Barjac 2023. Batlik : est-ce encore chanter que d’être inaudible ?
Sauvé dans Anne-Marie Panigada, En scène, Festivals
Tags: Barjac 2023, Batlik, Nouvelles
1er août 2023, festival Barjac m’en chante,
Ça fait vingt ans qu’il est apparu dans notre horizon chanson, en un art atypique, à la marge, avec cette voix si particulière, scandée. Et des chansons si bavardes qui questionnent et se questionnent elles-même.
L’annonce il y a quelques mois de son retrait de la chanson nous avait interpellé. Lui n’a pas attendu pas le couperet du 49.3 pour envisager sa proche retraite.
C’est dire si savoir Batlik sur la scène de Barjac pouvait titiller notre envie, l’attiser. Envie d’encore le revoir, en quelque sorte lui faire nos adieux…
Je ne vous parlerai hélas pas de ses chansons : le disque ne sortant que le mois prochain, je n’ai pu en apprendre les paroles par cœur. Ce festival, longtemps nommé (et à ce titre renommé) Chansons de paroles, s’est privé hier de celles de Batlik, volontairement inaudibles. Ce n’était pas faute à la sonorisation ni aux techniciens du son, même s’ils n’ont pas tout le temps rendu justice aux instruments (pas plus que Batlik à ses musiciens et collaborateur). C’est un choix artistique, c’est celui de Batlik. Celui d’écrire des textes puis de les rendre invisibles. C’est ranger sa voix au rang du son, nier l’art dans lequel il s’inscrit pour en faire une simple élément du chant.

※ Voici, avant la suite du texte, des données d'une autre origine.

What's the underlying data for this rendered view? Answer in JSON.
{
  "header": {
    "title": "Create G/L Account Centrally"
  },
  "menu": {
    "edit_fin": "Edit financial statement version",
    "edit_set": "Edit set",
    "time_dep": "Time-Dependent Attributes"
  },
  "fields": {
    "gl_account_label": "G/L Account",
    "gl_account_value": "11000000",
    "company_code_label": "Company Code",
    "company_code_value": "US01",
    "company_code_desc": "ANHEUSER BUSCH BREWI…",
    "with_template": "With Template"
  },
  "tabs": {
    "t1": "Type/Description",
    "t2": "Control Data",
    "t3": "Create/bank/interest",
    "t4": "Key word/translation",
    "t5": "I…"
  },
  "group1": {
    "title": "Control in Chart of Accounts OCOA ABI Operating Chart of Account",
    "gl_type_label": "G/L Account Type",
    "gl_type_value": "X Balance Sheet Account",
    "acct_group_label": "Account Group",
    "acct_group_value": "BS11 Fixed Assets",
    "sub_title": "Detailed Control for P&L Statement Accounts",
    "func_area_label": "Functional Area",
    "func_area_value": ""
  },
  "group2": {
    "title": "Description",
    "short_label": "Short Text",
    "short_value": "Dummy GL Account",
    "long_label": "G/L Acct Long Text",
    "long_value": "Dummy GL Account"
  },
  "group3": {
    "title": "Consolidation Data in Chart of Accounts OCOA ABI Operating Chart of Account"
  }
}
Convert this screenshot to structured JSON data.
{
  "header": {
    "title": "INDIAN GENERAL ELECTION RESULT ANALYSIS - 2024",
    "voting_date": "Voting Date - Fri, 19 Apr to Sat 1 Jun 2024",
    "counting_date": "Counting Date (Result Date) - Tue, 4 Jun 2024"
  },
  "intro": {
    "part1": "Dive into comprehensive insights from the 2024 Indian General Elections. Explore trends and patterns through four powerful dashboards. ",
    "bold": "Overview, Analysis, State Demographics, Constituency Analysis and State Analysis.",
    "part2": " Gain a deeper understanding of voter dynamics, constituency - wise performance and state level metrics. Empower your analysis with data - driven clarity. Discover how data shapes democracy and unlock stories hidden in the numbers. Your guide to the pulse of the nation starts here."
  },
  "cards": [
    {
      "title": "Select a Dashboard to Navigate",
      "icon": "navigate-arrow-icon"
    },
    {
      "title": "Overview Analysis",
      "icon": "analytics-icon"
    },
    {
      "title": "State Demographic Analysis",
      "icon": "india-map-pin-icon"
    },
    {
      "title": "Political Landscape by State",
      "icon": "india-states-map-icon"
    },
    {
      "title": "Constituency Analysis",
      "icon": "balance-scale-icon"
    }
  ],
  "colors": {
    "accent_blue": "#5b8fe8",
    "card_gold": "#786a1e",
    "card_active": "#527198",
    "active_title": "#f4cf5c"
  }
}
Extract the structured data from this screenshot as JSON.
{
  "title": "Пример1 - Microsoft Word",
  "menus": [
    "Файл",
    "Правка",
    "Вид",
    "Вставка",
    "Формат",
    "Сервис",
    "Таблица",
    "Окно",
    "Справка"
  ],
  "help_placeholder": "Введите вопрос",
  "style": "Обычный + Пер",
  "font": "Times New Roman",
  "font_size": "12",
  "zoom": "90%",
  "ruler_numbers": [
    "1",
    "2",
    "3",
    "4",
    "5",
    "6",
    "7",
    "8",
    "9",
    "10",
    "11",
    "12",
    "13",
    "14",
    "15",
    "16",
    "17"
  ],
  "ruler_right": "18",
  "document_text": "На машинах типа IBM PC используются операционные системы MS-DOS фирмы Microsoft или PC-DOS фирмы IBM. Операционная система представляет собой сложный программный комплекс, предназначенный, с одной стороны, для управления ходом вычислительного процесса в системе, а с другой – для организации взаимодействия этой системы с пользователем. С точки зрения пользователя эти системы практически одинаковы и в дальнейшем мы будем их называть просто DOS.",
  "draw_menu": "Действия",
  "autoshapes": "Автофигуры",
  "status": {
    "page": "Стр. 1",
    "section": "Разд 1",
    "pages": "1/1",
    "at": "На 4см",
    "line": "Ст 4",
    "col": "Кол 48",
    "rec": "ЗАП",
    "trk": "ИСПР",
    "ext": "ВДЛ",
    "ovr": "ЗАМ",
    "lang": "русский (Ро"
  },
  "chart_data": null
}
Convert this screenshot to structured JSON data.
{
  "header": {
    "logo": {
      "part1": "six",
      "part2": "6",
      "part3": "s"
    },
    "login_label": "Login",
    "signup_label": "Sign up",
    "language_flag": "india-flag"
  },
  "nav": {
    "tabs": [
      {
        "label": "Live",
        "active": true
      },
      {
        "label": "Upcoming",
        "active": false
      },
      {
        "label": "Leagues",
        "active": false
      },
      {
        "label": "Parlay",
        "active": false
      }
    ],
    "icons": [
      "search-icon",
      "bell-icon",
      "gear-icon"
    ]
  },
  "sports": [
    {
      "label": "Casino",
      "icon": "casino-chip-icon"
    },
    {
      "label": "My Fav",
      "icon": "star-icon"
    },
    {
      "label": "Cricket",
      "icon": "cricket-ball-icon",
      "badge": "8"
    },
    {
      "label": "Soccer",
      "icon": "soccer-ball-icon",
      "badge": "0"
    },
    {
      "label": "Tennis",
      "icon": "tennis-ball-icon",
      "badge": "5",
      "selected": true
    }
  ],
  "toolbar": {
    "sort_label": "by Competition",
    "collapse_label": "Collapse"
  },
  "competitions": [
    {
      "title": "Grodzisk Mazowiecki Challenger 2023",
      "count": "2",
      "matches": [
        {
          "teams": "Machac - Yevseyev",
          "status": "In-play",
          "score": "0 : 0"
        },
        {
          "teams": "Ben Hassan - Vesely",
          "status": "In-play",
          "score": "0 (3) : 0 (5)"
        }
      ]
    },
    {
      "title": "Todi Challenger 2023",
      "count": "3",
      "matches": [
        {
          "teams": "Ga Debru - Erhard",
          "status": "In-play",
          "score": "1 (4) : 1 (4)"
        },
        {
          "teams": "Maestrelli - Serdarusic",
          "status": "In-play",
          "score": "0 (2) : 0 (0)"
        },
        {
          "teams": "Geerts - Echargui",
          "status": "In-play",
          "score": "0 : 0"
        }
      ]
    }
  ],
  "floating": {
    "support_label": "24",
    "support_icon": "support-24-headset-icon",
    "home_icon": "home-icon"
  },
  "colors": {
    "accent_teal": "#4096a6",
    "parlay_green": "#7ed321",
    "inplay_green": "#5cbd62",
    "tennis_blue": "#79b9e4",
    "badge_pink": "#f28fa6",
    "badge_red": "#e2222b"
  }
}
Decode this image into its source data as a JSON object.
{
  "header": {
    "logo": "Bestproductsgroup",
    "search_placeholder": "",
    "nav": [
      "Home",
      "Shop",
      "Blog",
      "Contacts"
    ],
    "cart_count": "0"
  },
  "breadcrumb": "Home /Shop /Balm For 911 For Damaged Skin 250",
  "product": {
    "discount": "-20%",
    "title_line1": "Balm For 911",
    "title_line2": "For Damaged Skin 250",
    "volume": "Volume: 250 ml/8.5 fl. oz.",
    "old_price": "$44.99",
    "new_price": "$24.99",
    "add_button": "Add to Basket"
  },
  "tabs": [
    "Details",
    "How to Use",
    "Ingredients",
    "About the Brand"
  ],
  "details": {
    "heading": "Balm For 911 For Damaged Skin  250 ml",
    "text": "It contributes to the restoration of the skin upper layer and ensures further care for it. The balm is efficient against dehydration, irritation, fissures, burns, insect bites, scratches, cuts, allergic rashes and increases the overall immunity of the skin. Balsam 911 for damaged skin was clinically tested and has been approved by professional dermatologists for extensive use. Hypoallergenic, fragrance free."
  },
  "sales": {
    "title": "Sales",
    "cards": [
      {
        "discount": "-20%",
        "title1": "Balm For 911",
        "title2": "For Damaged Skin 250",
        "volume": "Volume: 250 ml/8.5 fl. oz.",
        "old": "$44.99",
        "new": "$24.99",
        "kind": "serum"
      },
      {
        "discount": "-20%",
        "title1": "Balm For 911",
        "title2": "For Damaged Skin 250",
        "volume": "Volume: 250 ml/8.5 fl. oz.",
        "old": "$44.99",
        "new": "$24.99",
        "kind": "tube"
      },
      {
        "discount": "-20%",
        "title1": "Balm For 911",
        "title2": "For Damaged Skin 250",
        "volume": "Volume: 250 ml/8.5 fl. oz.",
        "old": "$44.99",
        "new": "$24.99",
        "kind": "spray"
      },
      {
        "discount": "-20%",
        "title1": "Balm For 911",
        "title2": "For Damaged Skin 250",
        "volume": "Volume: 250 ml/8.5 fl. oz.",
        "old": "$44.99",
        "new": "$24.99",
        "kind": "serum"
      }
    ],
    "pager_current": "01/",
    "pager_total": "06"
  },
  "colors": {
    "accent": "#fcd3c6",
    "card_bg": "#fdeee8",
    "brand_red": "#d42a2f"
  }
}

Outre la première chanson en créole (c’est osé !), deux seuls éléments nous restent de ce concert : le titre en rappel, tiré de son lointain passé. Là, les paroles étaient distinctes, audibles. Et cette (longue) anecdote sur son premier passage en cet endroit, narrée par le menu, d’un ton désinvolte, sur le registre « mes désopilantes et navrantes mésaventures à Barjac, avec la douche, mon chien, un vigile et Trintignant ». Ôté du contexte, ce grand moment de music-hall n’a aucun intérêt. Ça fait peu.
Batlik nous a volé ce pourquoi nous sommes venus : notre inextinguible soif de paroles, ce souci d’entendre les siennes.
Ça ne semble pas avoir chagriné ses fans présents hier. Je crois avoir écrit ici que ce je pense des fans, quels que soient les artistes qu’ils défendent. Ils ne comptent pour rien à mes yeux. Sans nullement être de ces « intégristes » souvent fustigés, seuls m’intéressent ici les amateurs de chansons qui, sans privilégier à outrance les textes (façon Ruiz ou Bertin, quasi obsolètes), attendent de simplement pouvoir comprendre ce qu’on leur chante. Ou par défaut d’être entraînés dans l’art, la folie, les rêves, les voyages du chanteur, même sans tout comprendre, même à leur corps défendant, comme le ferait un Arthur H. Hier, la force d’attraction de Batlik n’a pas opéré ou si peu, nous laissant Gros-Jean comme devant, bredouilles devant ce volapük que nous n’avons pu percer.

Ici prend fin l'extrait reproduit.